The ship’s hatch contained iron ore, in accordance with its manifest.

“Another sign is that the ship’s crew members were not wearing special radioactive waste-handling attire,” Zainuddin said.

The cargo ship, flying the flag of Hong Kong, last week found itself stranded in waters near Riau before being assisted by the Navy’s Western Fleet (Armabar) and towed to nearby Sambu Island.

According to the ship manifest, the MV Ocean Carrier was transporting iron ore and was headed to Yang Jian, China, from Fujairah, Iran.

The cargo ship got stranded after trying to avoid the busy traffic between Indonesia and Singapore. Riau’s waters are part of Malacca Strait, a busy maritime route for ships, cargo vessels and tankers.

The MV Ocean Carrier suffered no serious damage when two warships, the KRI Surik and the KRI Siwar, arrived to start the rescue effort. It was reported that 22 crew members were onboard during the incident, and no casualties were reported.

However, information leaked to the public suggested that the ship was transporting uranium waste from Iran when it got stranded.

Head of the maritime security office for the western maritime zone Comr. Agung said that the cargo was now at Sambu Island port for further investigation.

“We confirmed that the information was not true. We have checked and found no uranium material, [...] only iron ore,” Agung said.

He also said that the Nuclear Energy Regulatory Agency (Bapeten), the sea security agency (bakamla) and related institutions had worked hand in hand on the investigation so far.

Agung asserted that if the cargo had been or contained uranium waste, it would have meant a serious problem in the area.

“[Uranium waste] is very dangerous for the security and safety of the waters of Riau Islands,” Agung added.

In December, Iran sent its first shipment of low-enriched uranium material to Russia, a key step in Tehran’s implementation of an historic nuclear accord with world powers.

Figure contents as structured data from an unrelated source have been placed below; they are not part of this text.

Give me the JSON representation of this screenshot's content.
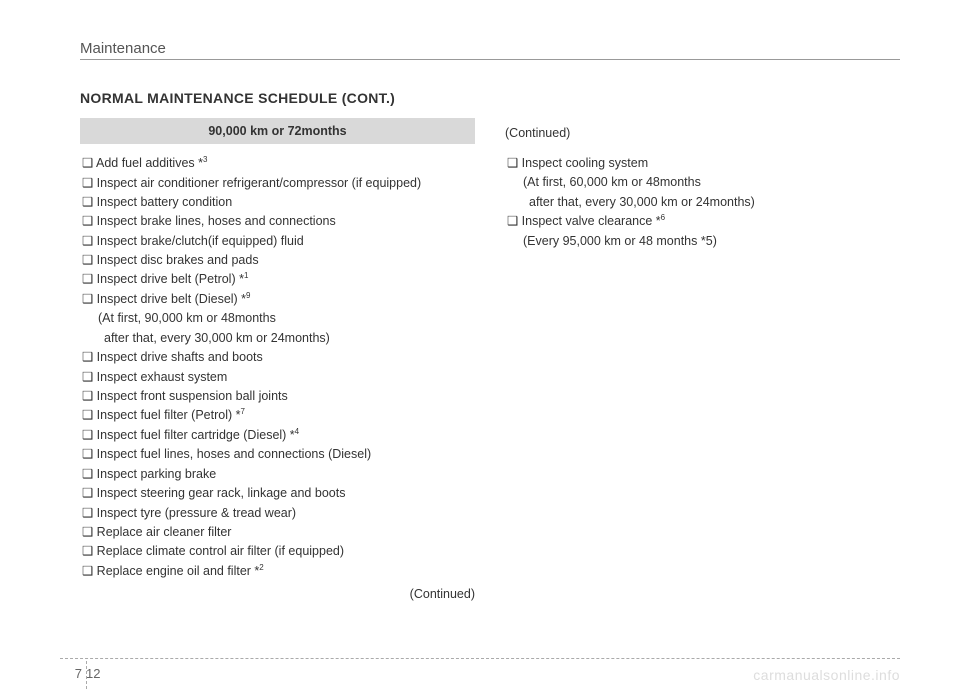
{
  "section": "Maintenance",
  "schedule_title": "NORMAL MAINTENANCE SCHEDULE (CONT.)",
  "interval_header": "90,000 km or 72months",
  "left_items": [
    {
      "text": "❑ Add fuel additives *",
      "sup": "3"
    },
    {
      "text": "❑ Inspect air conditioner refrigerant/compressor (if equipped)"
    },
    {
      "text": "❑ Inspect battery condition"
    },
    {
      "text": "❑ Inspect brake lines, hoses and connections"
    },
    {
      "text": "❑ Inspect brake/clutch(if equipped) fluid"
    },
    {
      "text": "❑ Inspect disc brakes and pads"
    },
    {
      "text": "❑ Inspect drive belt (Petrol) *",
      "sup": "1"
    },
    {
      "text": "❑ Inspect drive belt (Diesel) *",
      "sup": "9"
    },
    {
      "sub": "(At first, 90,000 km or 48months"
    },
    {
      "sub2": "after that, every 30,000 km or 24months)"
    },
    {
      "text": "❑ Inspect drive shafts and boots"
    },
    {
      "text": "❑ Inspect exhaust system"
    },
    {
      "text": "❑ Inspect front suspension ball joints"
    },
    {
      "text": "❑ Inspect fuel filter (Petrol) *",
      "sup": "7"
    },
    {
      "text": "❑ Inspect fuel filter cartridge (Diesel) *",
      "sup": "4"
    },
    {
      "text": "❑ Inspect fuel lines, hoses and connections (Diesel)"
    },
    {
      "text": "❑ Inspect parking brake"
    },
    {
      "text": "❑ Inspect steering gear rack, linkage and boots"
    },
    {
      "text": "❑ Inspect tyre (pressure & tread wear)"
    },
    {
      "text": "❑ Replace air cleaner filter"
    },
    {
      "text": "❑ Replace climate control air filter (if equipped)"
    },
    {
      "text": "❑ Replace engine oil and filter *",
      "sup": "2"
    }
  ],
  "left_continued": "(Continued)",
  "right_continued": "(Continued)",
  "right_items": [
    {
      "text": "❑ Inspect cooling system"
    },
    {
      "sub": "(At first, 60,000 km or 48months"
    },
    {
      "sub2": "after that, every 30,000 km or 24months)"
    },
    {
      "text": "❑ Inspect valve clearance *",
      "sup": "6"
    },
    {
      "sub_html": "(Every 95,000 km or 48 months *",
      "sup": "5",
      "tail": ")"
    }
  ],
  "page_chapter": "7",
  "page_number": "12",
  "watermark": "carmanualsonline.info"
}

According to ISNA news agency, Iran sent 8.5 tons of low-enriched nuclear material to Russia and received about 140 tons of natural uranium in return.

Another cargo ship, identified as Red Rock, was caught in West Nusa Tenggara waters last month, suspected of carrying toxic waste from a mining company operating in Sumbawa Island.

There has yet to be any confirmation of those allegations.